I was quite taken with his dark interpretation of the superhero and of course, when The Dark Knight came in 2008 (yes, with the late Heath Ledger as Joker!) fans all over the over the world thought that Nolan’s Batman was the best ever, even better than Tim Burton’s in 1989!

But that’s not where Nolan’s talent ends. Besides being a great director he also wrote films like The Prestige in 2006 (spoilers ahead!). While being an awesome director is already a great accomplishment in itself, being a writer as well is truly difficult to achieve. 

The Prestige was a complex movie to write with a very intricate plot. It tells the story of two magicians who try to outdo each other. 

Finally, one of them outdoes the other by seemingly being able to teleport and the other magician goes to the ends of the earth (literally!) to try to discover his secret. 

He finally chooses cloning as a means of faking teleportation at the expense of killing off his clone every time the trick is performed. 

However, we finally discover that the first magician had no real “trick’, he was just using his twin brother to deceive his audience! Only a brilliant writer could have come up with this ending!

Of course, Nolan also wrote the much lampooned Inception (Michael Scott from The Office quipped ‘I saw it or at least I thought I did!’) in 2010. 

While it was not ground breaking in the sci-fi genre (films like USSR’S Solyaris from 1972 did it more for me, I think!), it certainly added some much needed depth to the sci fi genre. 

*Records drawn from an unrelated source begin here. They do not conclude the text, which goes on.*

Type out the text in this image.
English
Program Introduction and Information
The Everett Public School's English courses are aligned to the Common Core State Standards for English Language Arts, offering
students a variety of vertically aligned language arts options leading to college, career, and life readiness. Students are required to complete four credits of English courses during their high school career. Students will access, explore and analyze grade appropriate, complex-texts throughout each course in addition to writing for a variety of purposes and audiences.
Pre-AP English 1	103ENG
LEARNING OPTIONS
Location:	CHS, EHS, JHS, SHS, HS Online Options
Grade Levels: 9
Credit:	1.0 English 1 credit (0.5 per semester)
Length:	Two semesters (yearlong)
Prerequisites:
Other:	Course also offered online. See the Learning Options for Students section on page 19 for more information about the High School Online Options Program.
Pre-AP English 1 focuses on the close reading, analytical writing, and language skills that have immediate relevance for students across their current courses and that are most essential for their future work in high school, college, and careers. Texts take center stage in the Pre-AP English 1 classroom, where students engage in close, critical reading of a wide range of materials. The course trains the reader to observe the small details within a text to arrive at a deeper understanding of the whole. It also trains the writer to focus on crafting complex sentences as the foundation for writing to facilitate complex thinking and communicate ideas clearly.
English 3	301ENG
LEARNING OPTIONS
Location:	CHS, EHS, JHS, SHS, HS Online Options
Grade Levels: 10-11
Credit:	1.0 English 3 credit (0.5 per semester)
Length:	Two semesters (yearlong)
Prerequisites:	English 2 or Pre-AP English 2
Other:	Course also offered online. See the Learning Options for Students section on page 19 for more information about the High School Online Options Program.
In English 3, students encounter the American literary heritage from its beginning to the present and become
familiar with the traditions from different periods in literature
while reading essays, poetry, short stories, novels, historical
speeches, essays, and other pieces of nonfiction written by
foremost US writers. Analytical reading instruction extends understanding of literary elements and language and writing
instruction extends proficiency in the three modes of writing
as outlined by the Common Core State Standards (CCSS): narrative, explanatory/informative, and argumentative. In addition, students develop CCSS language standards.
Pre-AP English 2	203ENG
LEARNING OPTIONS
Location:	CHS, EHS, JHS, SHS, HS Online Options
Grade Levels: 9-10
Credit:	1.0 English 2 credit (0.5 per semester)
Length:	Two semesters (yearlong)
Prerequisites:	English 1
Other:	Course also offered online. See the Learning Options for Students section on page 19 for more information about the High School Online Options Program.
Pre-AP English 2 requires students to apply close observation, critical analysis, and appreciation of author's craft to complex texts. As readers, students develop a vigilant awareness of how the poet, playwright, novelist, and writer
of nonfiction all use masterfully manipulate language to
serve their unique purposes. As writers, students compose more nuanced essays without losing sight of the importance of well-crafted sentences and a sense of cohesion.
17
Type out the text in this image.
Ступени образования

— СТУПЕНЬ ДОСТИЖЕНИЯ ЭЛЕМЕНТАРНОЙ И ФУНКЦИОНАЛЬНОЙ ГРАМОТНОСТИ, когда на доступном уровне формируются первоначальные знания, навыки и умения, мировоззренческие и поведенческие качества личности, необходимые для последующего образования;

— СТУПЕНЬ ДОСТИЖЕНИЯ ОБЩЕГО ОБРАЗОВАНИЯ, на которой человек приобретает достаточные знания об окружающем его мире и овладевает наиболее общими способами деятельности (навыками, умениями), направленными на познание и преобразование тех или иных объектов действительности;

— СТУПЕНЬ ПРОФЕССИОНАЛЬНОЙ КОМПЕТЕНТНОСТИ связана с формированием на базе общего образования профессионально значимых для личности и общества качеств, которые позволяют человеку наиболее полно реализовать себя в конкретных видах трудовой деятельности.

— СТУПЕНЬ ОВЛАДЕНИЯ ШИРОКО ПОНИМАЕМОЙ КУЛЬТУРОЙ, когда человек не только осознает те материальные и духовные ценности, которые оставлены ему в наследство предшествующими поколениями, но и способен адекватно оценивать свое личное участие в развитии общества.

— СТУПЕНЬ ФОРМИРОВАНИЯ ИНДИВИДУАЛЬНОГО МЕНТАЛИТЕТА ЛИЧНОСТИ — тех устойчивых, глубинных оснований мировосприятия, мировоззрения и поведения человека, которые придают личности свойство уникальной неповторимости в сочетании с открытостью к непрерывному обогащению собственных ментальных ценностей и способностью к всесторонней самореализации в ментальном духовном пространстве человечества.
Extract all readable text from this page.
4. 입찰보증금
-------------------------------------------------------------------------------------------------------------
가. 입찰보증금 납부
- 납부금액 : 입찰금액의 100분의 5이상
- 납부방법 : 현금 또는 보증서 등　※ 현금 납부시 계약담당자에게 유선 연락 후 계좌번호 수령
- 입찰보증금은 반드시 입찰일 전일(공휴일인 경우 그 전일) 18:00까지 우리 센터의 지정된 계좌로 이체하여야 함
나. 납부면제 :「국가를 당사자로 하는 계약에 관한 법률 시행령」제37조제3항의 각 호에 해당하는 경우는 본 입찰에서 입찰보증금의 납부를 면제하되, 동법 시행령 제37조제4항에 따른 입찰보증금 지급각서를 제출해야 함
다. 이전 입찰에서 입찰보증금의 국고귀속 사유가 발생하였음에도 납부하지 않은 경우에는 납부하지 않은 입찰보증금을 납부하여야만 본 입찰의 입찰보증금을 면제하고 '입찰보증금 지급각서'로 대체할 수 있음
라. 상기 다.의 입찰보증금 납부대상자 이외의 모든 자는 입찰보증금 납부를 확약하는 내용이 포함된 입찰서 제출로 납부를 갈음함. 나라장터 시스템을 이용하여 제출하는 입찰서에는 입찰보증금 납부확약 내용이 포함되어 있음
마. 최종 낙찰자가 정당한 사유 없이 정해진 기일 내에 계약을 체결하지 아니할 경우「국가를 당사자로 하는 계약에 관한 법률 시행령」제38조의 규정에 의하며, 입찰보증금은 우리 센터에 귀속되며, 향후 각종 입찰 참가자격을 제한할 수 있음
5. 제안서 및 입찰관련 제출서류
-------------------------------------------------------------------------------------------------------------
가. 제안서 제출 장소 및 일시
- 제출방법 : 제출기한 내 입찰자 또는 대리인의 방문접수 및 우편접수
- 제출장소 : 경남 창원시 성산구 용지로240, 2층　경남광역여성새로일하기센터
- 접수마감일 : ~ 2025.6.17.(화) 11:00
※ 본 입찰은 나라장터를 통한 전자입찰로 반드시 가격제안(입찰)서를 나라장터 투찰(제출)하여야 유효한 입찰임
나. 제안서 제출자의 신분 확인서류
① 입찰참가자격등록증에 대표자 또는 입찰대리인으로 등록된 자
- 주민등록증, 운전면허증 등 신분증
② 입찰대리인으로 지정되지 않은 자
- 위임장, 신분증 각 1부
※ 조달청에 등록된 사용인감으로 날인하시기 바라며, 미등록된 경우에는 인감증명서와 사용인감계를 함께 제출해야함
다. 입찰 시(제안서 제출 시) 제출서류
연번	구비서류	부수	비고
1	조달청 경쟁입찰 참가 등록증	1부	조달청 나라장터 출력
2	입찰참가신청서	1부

Furthermore, it took this depth to box office success. No mean feat indeed. It also cemented Nolan as the master of the ambiguous ending. Not inadvertently, mind you. No, he actually wanted to be ambiguous. I remember coming home from watching the film with my brothers, debating what actually happened at the end. We settled on checking with IMDB only to find that the discussions on the ending spanned pages and pages!

Nolan has already been nominated twice before, for the aforementioned Inception and for Memento (2002) which was also a triumph of writing. It is difficult to see why he has not won but I predict that Dunkirk will be his triumph. After all, the legendary Spielberg won for something very similar just under 20 years ago — the inimitable Saving Private Ryan!

* This is the personal opinion of the columnist.